[Shootout-list] Numerical medium-sized benchmarks

[Sebastien Loisel]

> I was being quite serious about the MathWorld URL - we need a simple
> way to explain what's required, and provide some context.

Sorry, I guess I misunderstood you. Here's the MathWorld for the SIAM
100 digit challenge:

http://mathworld.wolfram.com/Hundred-DollarHundred-DigitChallengeProblems.html

For the numerical integration, I used two Gaussian quadrature methods:

http://mathworld.wolfram.com/GaussianQuadrature.html

One is of order 5, the other of order 7. Then, as with ODE solvers, I
used an "embedded" error estimate.

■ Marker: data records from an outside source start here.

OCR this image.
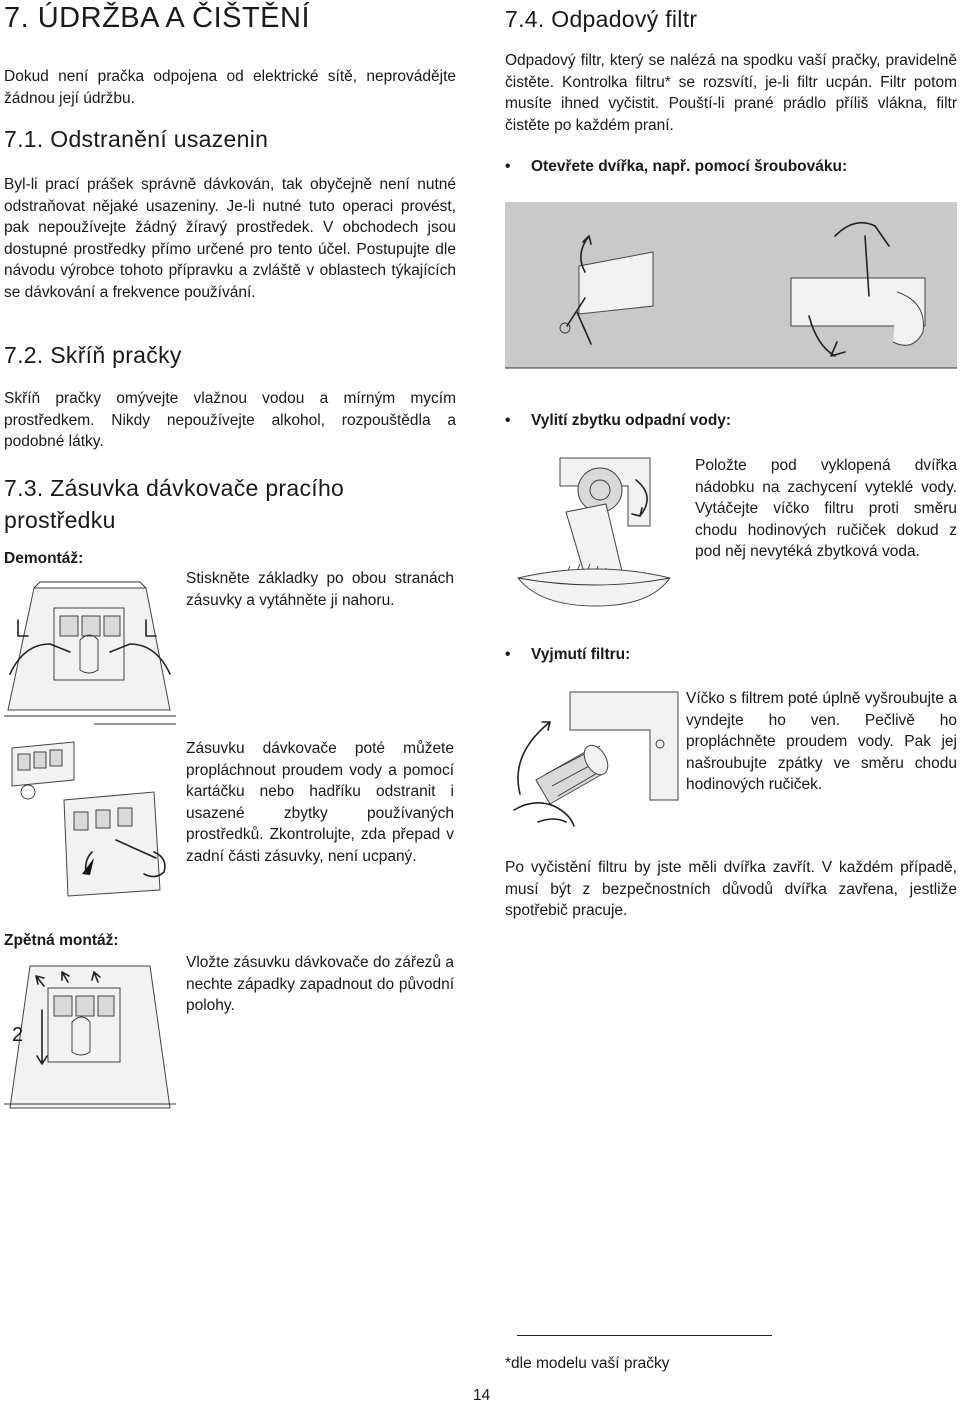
7. ÚDRŽBA A ČIŠTĚNÍ
Dokud není pračka odpojena od elektrické sítě, neprovádějte žádnou její údržbu.
7.1. Odstranění usazenin
Byl-li prací prášek správně dávkován, tak obyčejně není nutné odstraňovat nějaké usazeniny. Je-li nutné tuto operaci provést, pak nepoužívejte žádný žíravý prostředek. V obchodech jsou dostupné prostředky přímo určené pro tento účel. Postupujte dle návodu výrobce tohoto přípravku a zvláště v oblastech týkajících se dávkování a frekvence používání.
7.2. Skříň pračky
Skříň pračky omývejte vlažnou vodou a mírným mycím prostředkem. Nikdy nepoužívejte alkohol, rozpouštědla a podobné látky.
7.3. Zásuvka dávkovače pracího prostředku
Demontáž:
Stiskněte základky po obou stranách zásuvky a vytáhněte ji nahoru.
Zásuvku dávkovače poté můžete propláchnout proudem vody a pomocí kartáčku nebo hadříku odstranit i usazené zbytky používaných prostředků. Zkontrolujte, zda přepad v zadní části zásuvky, není ucpaný.
Zpětná montáž:
Vložte zásuvku dávkovače do zářezů a nechte západky zapadnout do původní polohy.
2
7.4. Odpadový filtr
Odpadový filtr, který se nalézá na spodku vaší pračky, pravidelně čistěte. Kontrolka filtru* se rozsvítí, je-li filtr ucpán. Filtr potom musíte ihned vyčistit. Pouští-li prané prádlo příliš vlákna, filtr čistěte po každém praní.
• Otevřete dvířka, např. pomocí šroubováku:
• Vylití zbytku odpadní vody:
Položte pod vyklopená dvířka nádobku na zachycení vyteklé vody. Vytáčejte víčko filtru proti směru chodu hodinových ručiček dokud z pod něj nevytéká zbytková voda.
• Vyjmutí filtru:
Víčko s filtrem poté úplně vyšroubujte a vyndejte ho ven. Pečlivě ho propláchněte proudem vody. Pak jej našroubujte zpátky ve směru chodu hodinových ručiček.
Po vyčistění filtru by jste měli dvířka zavřít. V každém případě, musí být z bezpečnostních důvodů dvířka zavřena, jestliže spotřebič pracuje.
*dle modelu vaší pračky
14
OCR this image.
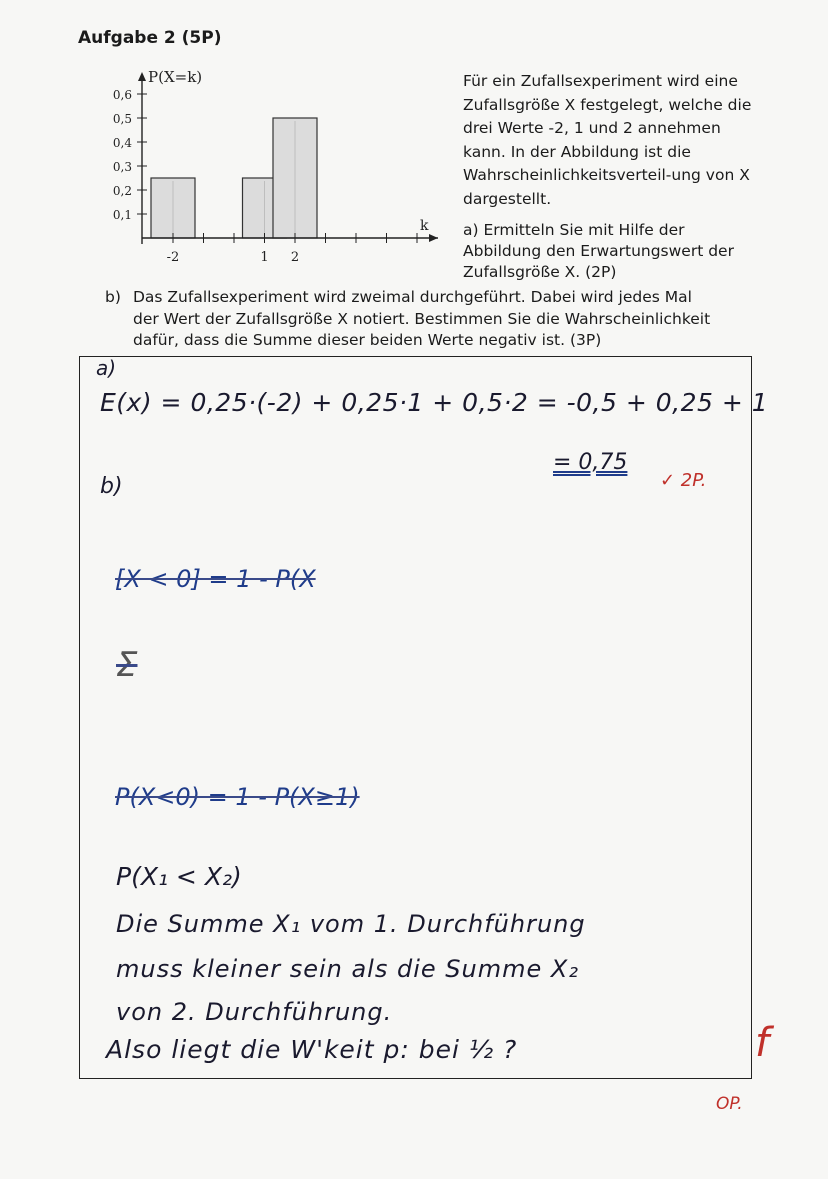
Aufgabe 2 (5P)
0,1
0,2
0,3
0,4
0,5
0,6
-2	1 2
P(X=k)
k
Für ein Zufallsexperiment wird eine Zufallsgröße X festgelegt, welche die drei Werte -2, 1 und 2 annehmen kann. In der Abbildung ist die Wahrscheinlichkeitsverteil-ung von X dargestellt.
a) Ermitteln Sie mit Hilfe der Abbildung den Erwartungswert der Zufallsgröße X. (2P)
b) Das Zufallsexperiment wird zweimal durchgeführt. Dabei wird jedes Mal
der Wert der Zufallsgröße X notiert. Bestimmen Sie die Wahrscheinlichkeit
dafür, dass die Summe dieser beiden Werte negativ ist. (3P)
a)
E(x) = 0,25·(-2) + 0,25·1 + 0,5·2 = -0,5 + 0,25 + 1
= 0,75
✓ 2P.
b)
[X < 0] = 1 - P(X
Σ
P(X<0) = 1 - P(X≥1)
P(X₁ < X₂)
Die Summe X₁ vom 1. Durchführung
muss kleiner sein als die Summe X₂
von 2. Durchführung.
Also liegt die W'keit p: bei ½ ?	f
OP.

I found a discussion of it here:

http://www.google.ch/url?sa=U&start=1&q=http://www.library.cornell.edu/nr/bookcpdf/c16-2.pdf&e=7385

I couldn't find it on mathworld.

For the larger benchmark, I numerically solve an ODE (like the n-body
problem) using the trapezoidal method.

http://mathworld.wolfram.com/TrapezoidalRule.html

The trapezoidal method is implicit, the implicit solver is the Newton iteration.

http://mathworld.wolfram.com/NewtonsMethod.html

To compute the y such that f(y)=0, Newton's method needs f'. Many
numerical algorithm replace f' with a finite difference, but I used
automatic differentiation to compute it. I didn't find an autodiff
page on mathworld, but the following pages may be helpful:

http://www-unix.mcs.anl.gov/autodiff/AD_Tools/
http://www.autodiff.org/
http://www.math.mcgill.ca/loisel/ad-matlab.pdf

Sebastien Loisel